A Brief History of Memorial Day
Originally called Decoration Day, Memorial Day is a day of remembrance for those who have died in service to our country. It was first widely observed on May 30, 1868, to commemorate the sacrifices of Civil War soldiers, by proclamation of General John A. Logan of the Grand Army of the Republic, an organization of former sailors and soldiers.
During the first national celebration, General James Garfield made a speech at Arlington National Cemetery, after which 5,000 participants helped to decorate the graves of the more than 20,000 Union and Confederate soldiers who were buried there. This event was inspired by local observances of the day that had taken place in several towns throughout America in the three years since the Civil War. By the late 1800s, many more cities and communities had begun to observe Memorial Day, and after World War I, it became a occasion for honoring those who had died in all America’s wars.
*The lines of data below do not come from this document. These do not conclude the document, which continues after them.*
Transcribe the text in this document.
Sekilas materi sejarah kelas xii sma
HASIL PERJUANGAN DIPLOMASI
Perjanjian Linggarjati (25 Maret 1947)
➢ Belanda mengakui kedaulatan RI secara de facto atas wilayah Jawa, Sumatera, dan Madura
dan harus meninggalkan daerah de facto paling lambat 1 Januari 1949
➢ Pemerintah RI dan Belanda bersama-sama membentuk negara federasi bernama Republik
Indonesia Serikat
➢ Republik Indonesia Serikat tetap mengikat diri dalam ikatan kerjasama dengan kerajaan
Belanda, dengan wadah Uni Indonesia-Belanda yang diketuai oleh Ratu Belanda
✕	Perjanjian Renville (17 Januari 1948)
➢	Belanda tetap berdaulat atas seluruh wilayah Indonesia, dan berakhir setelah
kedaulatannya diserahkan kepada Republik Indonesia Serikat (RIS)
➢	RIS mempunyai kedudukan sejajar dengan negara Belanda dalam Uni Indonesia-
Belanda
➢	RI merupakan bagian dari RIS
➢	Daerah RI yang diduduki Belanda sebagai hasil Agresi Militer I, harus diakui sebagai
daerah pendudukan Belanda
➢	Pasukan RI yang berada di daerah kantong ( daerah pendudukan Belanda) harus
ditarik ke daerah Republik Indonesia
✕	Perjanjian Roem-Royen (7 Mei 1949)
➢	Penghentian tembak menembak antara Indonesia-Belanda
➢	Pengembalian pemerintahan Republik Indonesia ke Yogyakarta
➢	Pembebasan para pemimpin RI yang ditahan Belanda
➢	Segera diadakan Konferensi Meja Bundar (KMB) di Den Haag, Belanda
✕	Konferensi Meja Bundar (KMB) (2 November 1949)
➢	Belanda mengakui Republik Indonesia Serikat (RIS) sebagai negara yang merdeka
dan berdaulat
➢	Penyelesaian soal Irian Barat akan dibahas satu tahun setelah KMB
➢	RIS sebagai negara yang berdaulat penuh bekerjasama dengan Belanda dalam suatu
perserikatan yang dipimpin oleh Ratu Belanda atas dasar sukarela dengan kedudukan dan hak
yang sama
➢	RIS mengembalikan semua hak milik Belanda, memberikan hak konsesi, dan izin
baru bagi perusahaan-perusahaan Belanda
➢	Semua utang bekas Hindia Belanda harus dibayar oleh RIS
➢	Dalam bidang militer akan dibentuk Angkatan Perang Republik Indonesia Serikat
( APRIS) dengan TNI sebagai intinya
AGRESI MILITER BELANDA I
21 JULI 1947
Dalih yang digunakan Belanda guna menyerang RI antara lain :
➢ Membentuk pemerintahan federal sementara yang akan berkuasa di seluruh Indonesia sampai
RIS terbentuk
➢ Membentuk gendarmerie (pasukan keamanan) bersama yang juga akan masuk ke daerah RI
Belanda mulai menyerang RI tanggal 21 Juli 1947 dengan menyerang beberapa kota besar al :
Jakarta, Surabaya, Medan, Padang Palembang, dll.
Memorial Day is celebrated at Arlington National Cemetery each year with a ceremony in which a small American flag is placed on each grave. Traditionally, the President or Vice President lays a wreath at the Tomb of the Unknown Soldier. About 5,000 people attend the ceremony annually.
In 1971, Congress declared Memorial Day a national holiday to be celebrated on the last Monday of May. Several southern states, however, have an additional, separate day for honoring the Confederate war dead: January 19 in Texas; April 26 in Alabama, Florida, Georgia, and Mississippi; May 10 in South Carolina; and June 3 in Louisiana and Tennessee.